Der Kläger beantragte am 24. August 1955 bei der Beklagten (Bezirksverwaltung Clausthal-Zellerfeld), ihm die seit 1939 rückständige Rente nachzuzahlen und für die Zukunft die Rente laufend auszuzahlen. Die Beklagte lehnte den Antrag durch Bescheid vom 28. Oktober 1955 ab, weil sich der Unfall nicht im Bundesgebiet ereignet habe und sie deshalb für die Zahlung der Rente nicht zuständig sei.

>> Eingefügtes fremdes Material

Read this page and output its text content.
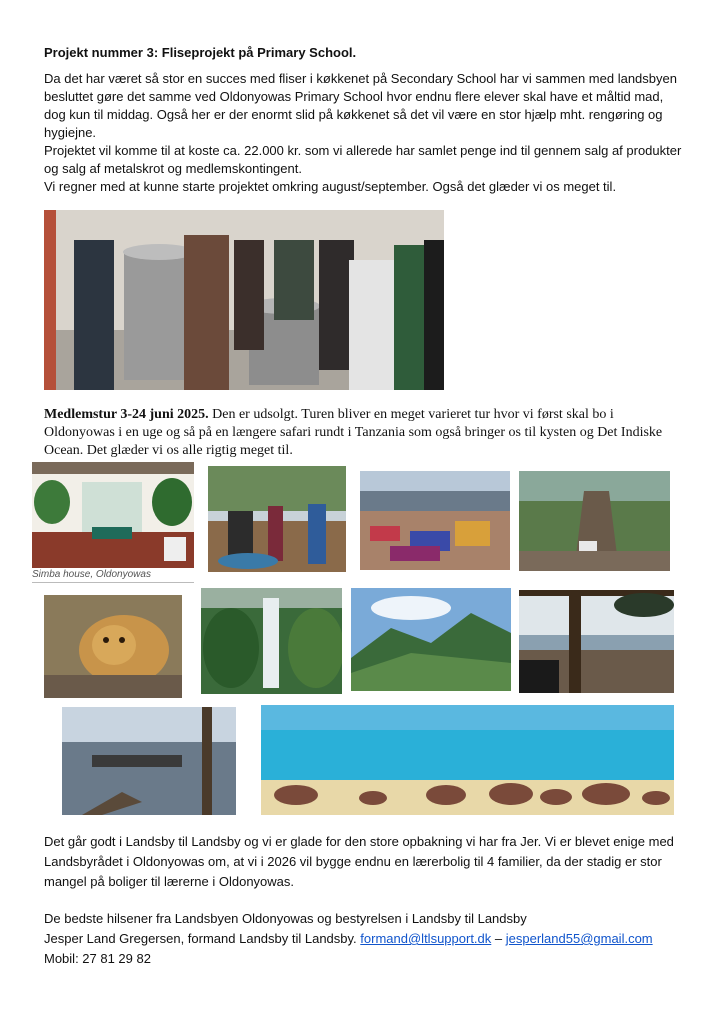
Projekt nummer 3: Fliseprojekt på Primary School.

Da det har været så stor en succes med fliser i køkkenet på Secondary School har vi sammen med landsbyen besluttet gøre det samme ved Oldonyowas Primary School hvor endnu flere elever skal have et måltid mad, dog kun til middag. Også her er der enormt slid på køkkenet så det vil være en stor hjælp mht. rengøring og hygiejne.

Projektet vil komme til at koste ca. 22.000 kr. som vi allerede har samlet penge ind til gennem salg af produkter og salg af metalskrot og medlemskontingent.

Vi regner med at kunne starte projektet omkring august/september. Også det glæder vi os meget til.

Medlemstur 3-24 juni 2025. Den er udsolgt. Turen bliver en meget varieret tur hvor vi først skal bo i Oldonyowas i en uge og så på en længere safari rundt i Tanzania som også bringer os til kysten og Det Indiske Ocean. Det glæder vi os alle rigtig meget til.

Simba house, Oldonyowas

Det går godt i Landsby til Landsby og vi er glade for den store opbakning vi har fra Jer. Vi er blevet enige med Landsbyrådet i Oldonyowas om, at vi i 2026 vil bygge endnu en lærerbolig til 4 familier, da der stadig er stor mangel på boliger til lærerne i Oldonyowas.

De bedste hilsener fra Landsbyen Oldonyowas og bestyrelsen i Landsby til Landsby

Jesper Land Gregersen, formand Landsby til Landsby. formand@ltlsupport.dk – jesperland55@gmail.com

Mobil: 27 81 29 82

Der Kläger erhob gegen diesen Bescheid am 31. Oktober 1955 Klage mit dem Antrag, die Beklagte zu verurteilen, die Unfallrente in Höhe von 45 v.H. ab 1. April 1952 weiterzuzahlen. Das Sozialgericht wies die Klage durch Urteil vom 6. Februar 1957 ab, weil ein Rentenanspruch gegen die Beklagte nach dem Fremdrenten- und Auslandsrentengesetz (FremdRG) nicht bestehe, da der Kläger sich ständig im Ausland aufhalte und der Unfall sich weder im Bundesgebiet oder im Lande Berlin noch im Zusammenhang mit einer Beschäftigung im Bundesgebiet oder im Lande Berlin ereignet habe.

Gegen dieses Urteil legte der Kläger am 18. März 1957 Berufung ein. Er beantragte nunmehr, die Beklagte unter Aufhebung des angefochtenen Urteils und des angefochtenen Bescheids zu verurteilen, ihm einen neuen Bescheid über die Gewährung einer Unfallrente ab 1. April 1952 zu erteilen. Die Beklagte erklärte, daß sie gegen diese Klageänderung keine Einwendungen erhebe.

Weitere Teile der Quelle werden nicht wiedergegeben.